Ahmed, qui n'avait aucune notion de français avant son arrivée, échange maintenant aisément dans cette langue, mais il n'a pas réussi à se trouver un emploi. Cet informaticien veut aider les nouveaux arrivants, mais il espère aussi que le projet Hommes-Relais lui permettra d'améliorer son sort.

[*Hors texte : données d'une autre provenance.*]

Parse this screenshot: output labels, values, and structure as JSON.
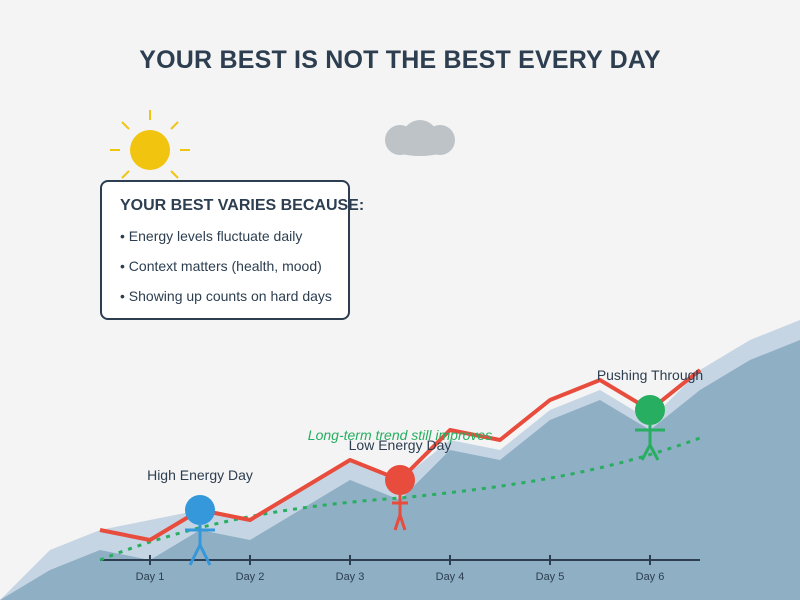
{
  "title": "YOUR BEST IS NOT THE BEST EVERY DAY",
  "info_box": {
    "heading": "YOUR BEST VARIES BECAUSE:",
    "items": [
      "• Energy levels fluctuate daily",
      "• Context matters (health, mood)",
      "• Showing up counts on hard days"
    ]
  },
  "annotations": {
    "high_energy": "High Energy Day",
    "low_energy": "Low Energy Day",
    "pushing_through": "Pushing Through",
    "trend": "Long-term trend still improves"
  },
  "axis": {
    "ticks": [
      "Day 1",
      "Day 2",
      "Day 3",
      "Day 4",
      "Day 5",
      "Day 6"
    ]
  },
  "colors": {
    "performance_line": "#e74c3c",
    "trend_line": "#27ae60",
    "high_energy_figure": "#3498db",
    "low_energy_figure": "#e74c3c",
    "pushing_figure": "#27ae60",
    "sun": "#f1c40f",
    "cloud": "#bdc3c7",
    "text": "#2c3e50"
  },
  "icons": {
    "sun": "sun-icon",
    "cloud": "cloud-icon"
  }
}
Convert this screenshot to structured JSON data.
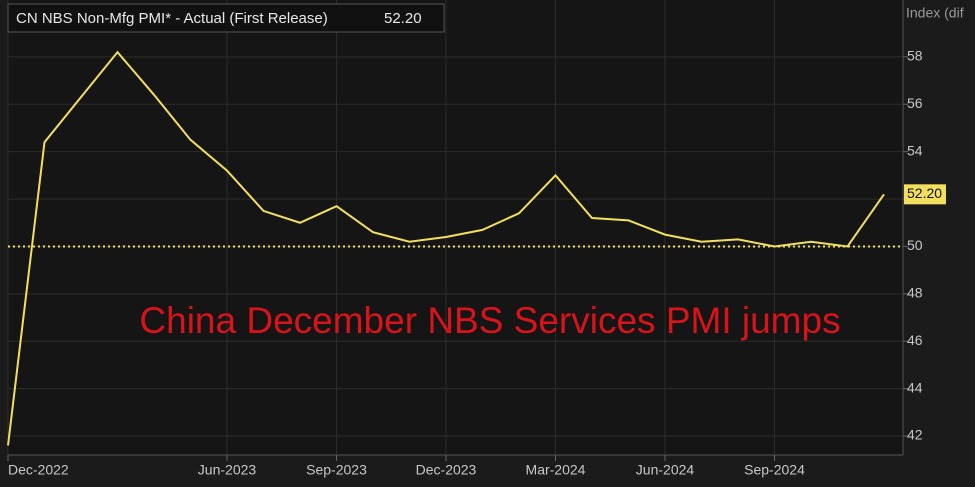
{
  "chart_data": {
    "type": "line",
    "annotation": "China December NBS Services PMI jumps",
    "y_axis_label": "Index (dif",
    "categories": [
      "Dec-2022",
      null,
      null,
      null,
      null,
      null,
      "Jun-2023",
      null,
      null,
      "Sep-2023",
      null,
      null,
      "Dec-2023",
      null,
      null,
      "Mar-2024",
      null,
      null,
      "Jun-2024",
      null,
      null,
      "Sep-2024",
      null,
      null,
      null
    ],
    "series": [
      {
        "name": "CN NBS Non-Mfg PMI* - Actual (First Release)",
        "color": "#f3df5e",
        "values": [
          41.6,
          54.4,
          56.3,
          58.2,
          56.4,
          54.5,
          53.2,
          51.5,
          51.0,
          51.7,
          50.6,
          50.2,
          50.4,
          50.7,
          51.4,
          53.0,
          51.2,
          51.1,
          50.5,
          50.2,
          50.3,
          50.0,
          50.2,
          50.0,
          52.2
        ],
        "last_value_label": "52.20"
      }
    ],
    "reference_line": 50,
    "ylim": [
      41.2,
      60.4
    ],
    "yticks": [
      42,
      44,
      46,
      48,
      50,
      52,
      54,
      56,
      58
    ],
    "grid": true
  }
}
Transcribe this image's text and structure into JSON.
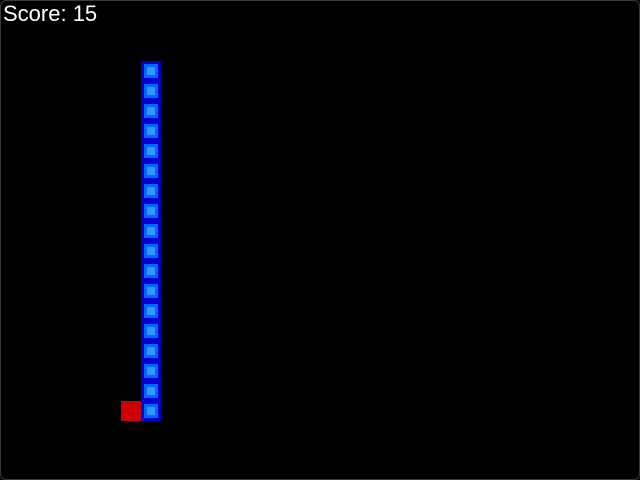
{
  "score": {
    "label": "Score: 15"
  },
  "grid": {
    "cols": 32,
    "rows": 24
  },
  "colors": {
    "background": "#000000",
    "snake_outer": "#0000cc",
    "snake_body": "#0066ff",
    "snake_inner": "#3399ff",
    "food": "#cc0000"
  },
  "snake": {
    "segments": [
      [
        7,
        3
      ],
      [
        7,
        4
      ],
      [
        7,
        5
      ],
      [
        7,
        6
      ],
      [
        7,
        7
      ],
      [
        7,
        8
      ],
      [
        7,
        9
      ],
      [
        7,
        10
      ],
      [
        7,
        11
      ],
      [
        7,
        12
      ],
      [
        7,
        13
      ],
      [
        7,
        14
      ],
      [
        7,
        15
      ],
      [
        7,
        16
      ],
      [
        7,
        17
      ],
      [
        7,
        18
      ],
      [
        7,
        19
      ],
      [
        7,
        20
      ]
    ]
  },
  "food": {
    "position": [
      6,
      20
    ]
  }
}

Et c'est aussi l'objectif de ce stage : aider les participants dans leur propre parcours professionnel, social et familial, explique la directrice générale, Véronica Islas. Ils peuvent être accompagnés personnellement dans leur recherche d’emploi ou de programme d’études. Ils vont aussi recevoir deux diplômes, l'un reconnu par le ministère de l'Éducation et l'autre de notre organisme. Les accompagnements qu'ils vont faire seront reconnus comme un stage en milieu de travail et ils vont obtenir le titre d’agent de liaison communautaire, assure-t-elle.
En ce moment, les hommes-relais se comptent sur les doigts d'une main, mais Mme Islas espère qu'ils vont prendre racine dans le quartier, comme les femmes l'ont fait avant eux. Selon elle, certains hommes se sentent plus à l'aise de demander de l'aide à un homme : Être accompagné par un autre homme qui a vécu les mêmes choses que toi, qui te comprend lorsque tu n'as plus de repères, que ce soit au niveau professionnel mais aussi comme père de famille, ça peut rassurer et aider.
Le consultant et formateur Alain Giroux croit aussi à ce projet qui réunit des hommes. Les hommes ne se confient pas de la même manière. Ça leur prend plus de temps que les femmes. Il ne faut pas les forcer, mais quand c'est parti...c'est parti!